A recent study by Ivanti found that 66% of IT professionals have seen a rise in security issues due to the shift in remote working, with the majority coming from malicious emails, non-compliant employee behaviour, and software vulnerabilities.
To understand more about these security threats and others, we spoke to Ivanti ANZ sales engineering manager James Ley.
The company focuses on the security, stability, and visibility of all IT assets – helping customers understand what hardware and software they have, and how to secure it. That is more important than ever now that many people have had a taste of working from home, and many want to roll out a flexible working model long term.
“Now that users are capable and can be trusted to work from home, there will be a shift, but it comes with challenges," says Ley.
The Ivanti survey also found that organisations name VPNs as an area of particular concern.
“As soon as a machine leaves a network, it's a black box.
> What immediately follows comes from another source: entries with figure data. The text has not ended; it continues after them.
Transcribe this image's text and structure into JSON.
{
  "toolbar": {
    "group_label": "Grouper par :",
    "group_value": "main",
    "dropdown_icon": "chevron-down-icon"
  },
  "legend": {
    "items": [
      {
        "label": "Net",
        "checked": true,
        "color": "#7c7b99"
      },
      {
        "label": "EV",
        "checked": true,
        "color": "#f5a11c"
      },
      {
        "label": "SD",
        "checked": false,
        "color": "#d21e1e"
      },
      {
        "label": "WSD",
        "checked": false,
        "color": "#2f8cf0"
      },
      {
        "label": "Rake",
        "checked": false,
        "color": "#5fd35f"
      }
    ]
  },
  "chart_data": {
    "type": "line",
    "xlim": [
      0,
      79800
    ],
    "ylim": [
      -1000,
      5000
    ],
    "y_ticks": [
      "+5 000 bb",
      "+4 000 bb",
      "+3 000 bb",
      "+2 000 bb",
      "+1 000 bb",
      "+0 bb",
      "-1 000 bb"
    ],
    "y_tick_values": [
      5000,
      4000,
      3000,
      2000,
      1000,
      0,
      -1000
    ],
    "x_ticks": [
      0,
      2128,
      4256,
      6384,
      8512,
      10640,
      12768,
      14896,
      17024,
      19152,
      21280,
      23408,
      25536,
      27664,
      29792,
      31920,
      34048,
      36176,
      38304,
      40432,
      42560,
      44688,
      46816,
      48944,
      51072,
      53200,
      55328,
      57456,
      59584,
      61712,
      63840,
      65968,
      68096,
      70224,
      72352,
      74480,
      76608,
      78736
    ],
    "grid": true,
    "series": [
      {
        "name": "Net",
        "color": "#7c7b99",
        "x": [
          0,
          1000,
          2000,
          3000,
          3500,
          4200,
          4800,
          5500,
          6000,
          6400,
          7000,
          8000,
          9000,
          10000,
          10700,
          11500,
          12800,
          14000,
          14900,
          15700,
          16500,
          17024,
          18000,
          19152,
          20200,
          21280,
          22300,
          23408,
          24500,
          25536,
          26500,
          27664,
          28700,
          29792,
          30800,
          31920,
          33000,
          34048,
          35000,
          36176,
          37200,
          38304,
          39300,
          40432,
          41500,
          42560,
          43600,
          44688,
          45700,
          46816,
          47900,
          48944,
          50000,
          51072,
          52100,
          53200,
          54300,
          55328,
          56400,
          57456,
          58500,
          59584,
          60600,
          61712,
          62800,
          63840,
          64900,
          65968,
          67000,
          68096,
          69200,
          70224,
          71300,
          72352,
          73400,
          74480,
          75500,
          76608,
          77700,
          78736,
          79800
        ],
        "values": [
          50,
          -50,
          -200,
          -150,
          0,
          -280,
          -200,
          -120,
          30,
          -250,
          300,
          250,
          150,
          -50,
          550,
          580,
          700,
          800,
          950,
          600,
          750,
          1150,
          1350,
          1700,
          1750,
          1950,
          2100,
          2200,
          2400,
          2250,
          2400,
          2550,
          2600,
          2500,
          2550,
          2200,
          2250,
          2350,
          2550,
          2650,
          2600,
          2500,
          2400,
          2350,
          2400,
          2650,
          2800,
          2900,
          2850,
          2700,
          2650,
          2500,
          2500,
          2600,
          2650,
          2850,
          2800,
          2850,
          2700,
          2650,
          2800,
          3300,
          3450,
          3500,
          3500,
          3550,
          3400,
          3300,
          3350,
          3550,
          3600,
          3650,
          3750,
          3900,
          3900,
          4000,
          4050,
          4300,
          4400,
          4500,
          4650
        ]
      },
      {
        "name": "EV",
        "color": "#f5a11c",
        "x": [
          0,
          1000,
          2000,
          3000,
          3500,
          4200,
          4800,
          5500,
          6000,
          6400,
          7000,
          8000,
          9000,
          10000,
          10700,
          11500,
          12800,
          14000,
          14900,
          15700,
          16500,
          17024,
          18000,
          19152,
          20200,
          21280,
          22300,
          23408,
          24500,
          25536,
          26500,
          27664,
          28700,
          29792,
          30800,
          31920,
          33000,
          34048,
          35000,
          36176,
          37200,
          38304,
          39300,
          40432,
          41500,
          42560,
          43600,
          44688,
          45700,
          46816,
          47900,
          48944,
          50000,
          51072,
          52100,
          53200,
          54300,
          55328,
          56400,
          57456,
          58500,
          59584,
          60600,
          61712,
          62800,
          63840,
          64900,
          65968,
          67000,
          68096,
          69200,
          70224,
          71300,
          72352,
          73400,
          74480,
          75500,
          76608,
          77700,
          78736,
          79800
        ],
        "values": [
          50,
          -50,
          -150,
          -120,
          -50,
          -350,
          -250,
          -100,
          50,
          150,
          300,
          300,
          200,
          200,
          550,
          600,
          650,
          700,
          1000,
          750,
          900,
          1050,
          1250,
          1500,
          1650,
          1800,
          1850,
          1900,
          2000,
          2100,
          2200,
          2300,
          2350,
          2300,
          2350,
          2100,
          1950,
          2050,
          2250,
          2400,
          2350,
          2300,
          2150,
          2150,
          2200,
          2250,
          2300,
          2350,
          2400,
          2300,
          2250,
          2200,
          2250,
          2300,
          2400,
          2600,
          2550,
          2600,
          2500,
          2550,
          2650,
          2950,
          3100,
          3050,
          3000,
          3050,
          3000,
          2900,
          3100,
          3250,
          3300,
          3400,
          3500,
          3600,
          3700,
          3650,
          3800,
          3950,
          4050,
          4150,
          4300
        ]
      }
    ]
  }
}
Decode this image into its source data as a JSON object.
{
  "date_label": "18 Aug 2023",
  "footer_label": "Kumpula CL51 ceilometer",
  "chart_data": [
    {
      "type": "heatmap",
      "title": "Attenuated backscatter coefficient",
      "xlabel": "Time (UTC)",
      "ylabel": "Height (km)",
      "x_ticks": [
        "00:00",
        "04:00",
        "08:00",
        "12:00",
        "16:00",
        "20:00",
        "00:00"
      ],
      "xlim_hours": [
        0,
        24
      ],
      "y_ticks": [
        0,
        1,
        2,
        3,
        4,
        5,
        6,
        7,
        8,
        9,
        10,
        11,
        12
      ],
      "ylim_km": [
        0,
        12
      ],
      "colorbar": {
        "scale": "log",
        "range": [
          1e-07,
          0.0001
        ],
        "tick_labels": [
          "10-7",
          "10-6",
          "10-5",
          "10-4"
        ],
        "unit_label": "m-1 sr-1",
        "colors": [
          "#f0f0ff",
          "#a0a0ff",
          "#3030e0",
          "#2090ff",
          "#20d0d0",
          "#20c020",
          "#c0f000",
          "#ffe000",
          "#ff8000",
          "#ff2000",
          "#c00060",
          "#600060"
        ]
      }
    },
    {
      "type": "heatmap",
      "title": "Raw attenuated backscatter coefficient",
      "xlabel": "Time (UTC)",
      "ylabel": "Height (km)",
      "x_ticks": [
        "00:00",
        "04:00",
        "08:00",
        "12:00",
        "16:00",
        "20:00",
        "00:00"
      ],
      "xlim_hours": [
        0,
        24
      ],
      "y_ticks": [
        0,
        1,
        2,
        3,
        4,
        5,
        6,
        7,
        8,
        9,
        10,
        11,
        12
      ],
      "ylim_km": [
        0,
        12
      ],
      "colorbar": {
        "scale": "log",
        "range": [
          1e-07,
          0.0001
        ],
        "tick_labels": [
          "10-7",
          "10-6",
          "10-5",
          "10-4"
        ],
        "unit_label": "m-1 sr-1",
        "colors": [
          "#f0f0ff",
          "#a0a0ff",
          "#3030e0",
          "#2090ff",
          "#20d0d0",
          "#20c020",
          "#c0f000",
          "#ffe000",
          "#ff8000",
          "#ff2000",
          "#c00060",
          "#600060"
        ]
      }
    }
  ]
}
Unless the user connects to that VPN, an IT or security team has no visibility into the status. They don't know if it's getting antivirus updates. They don't know if it's getting patch updates. They don't know if all security software is running," says Ley.
VPNs aren't the only tool in the arsenal in order to protect people, processes, and devices. Many organisations might use Microsoft System Center Configuration Manager (SCCM) for device management – but that becomes more of a challenge with remote environments.
“Some organisations that are more advanced, or more mature in their journey towards modern workplaces, are able to leverage modern services such as device management cloud-based security tools. These tools can provide some visibility into what's happening outside the network.
“For others, their tools are still on-premise, so they face more challenges in terms of being remote and not connected. Remote management has been more challenging for those that either don't have the budget or haven't started their cloud migration yet.
While remote workplaces existed before the immediate pandemic emergency, many organisations have adopted remote working to cover immediate operational needs. If flexible workplaces with remote working gain traction, organisations will need to start thinking about long term goals and the security requirements.
“As we move to an environment where people are maybe spending one or two days in an office, organisations will need to balance user experience with security and the right controls," says Ley.
“Cloud-first platforms that deliver the capability for those remote workforces is going to be a key part of that. We've had lots of conversations with customers about you get a consistent level of service to your users - whether they are in an office, or whether they are remote.”
Remote working brings heightened security risks – fileless malware is a great example of how a threat can pierce a machine easily, and then stay undetected for a long period of time.
Ley points to the Australian Cyber Security Centre (ACSC) Essential Eight guidelines, which includes application control as one of the essential eight strategies. This recommends organisations should prevent the execution of unapproved/malicious programs including .exe, DLL, scripts (e.g. Windows Script Host, PowerShell and HTA) and installers.
“One of the things they recommend in the maturity scale is blocking tools that users shouldn't be using. Why would you ever want a user spawning PowerShell from a browser, or spawning PowerShell from an email or a Word document?” Ley asks.
When tools are blocked from the start, it's far harder for fileless malware to start an attack.
Additionally, users who don't need to have admin privileges on a machine shouldn't have them, because fileless malware can use these privileges to gain greater access and move laterally.
"While advanced capabilities like endpoint detection and response and threat intelligence are great, many organisations I speak to don't have those basic hygiene practices like the Essential Eight in place."
“It's all very well detecting an incident, isolating it, and figuring out how it got in. But wouldn't it be better to block it before an attacker gets a foothold?"
However, if an organisation is going to allow potentially risky tools, they should make sure that they're patching regularly in order to reduce the risk of attack.
One of the reasons patching cycles are slow is because of a lack of staff. Ley stresses that application whitelisting, privilege management and patching can all be management heavy, which is why some operations teams may not be as expedient with security requirements as security teams would like.
Automation and automated whitelisting for any deployment can mean lower cost overheads and an increased security posture. Ley says that organisations can automate patching to make the process less admin-heavy.
“Patch automation might be as simple as scanning a network, downloading the required patches, and putting them on a file share ready to deploy. Or a scan could create a change process workflow ready for approval. Once approval is granted, the patches are rolled out.
“Organisations should consider how they integrate with other tools. We have the ability to integrate with vulnerability management tools, like Rapid7 or Tenable and pull threat information in and allow you to get a direct feed of what's being scanned with those tools, and then push patches out.
Ley concludes, "It's all about getting a strong security posture. I believe that organisations and the industry need to automate security to help out IT operations teams.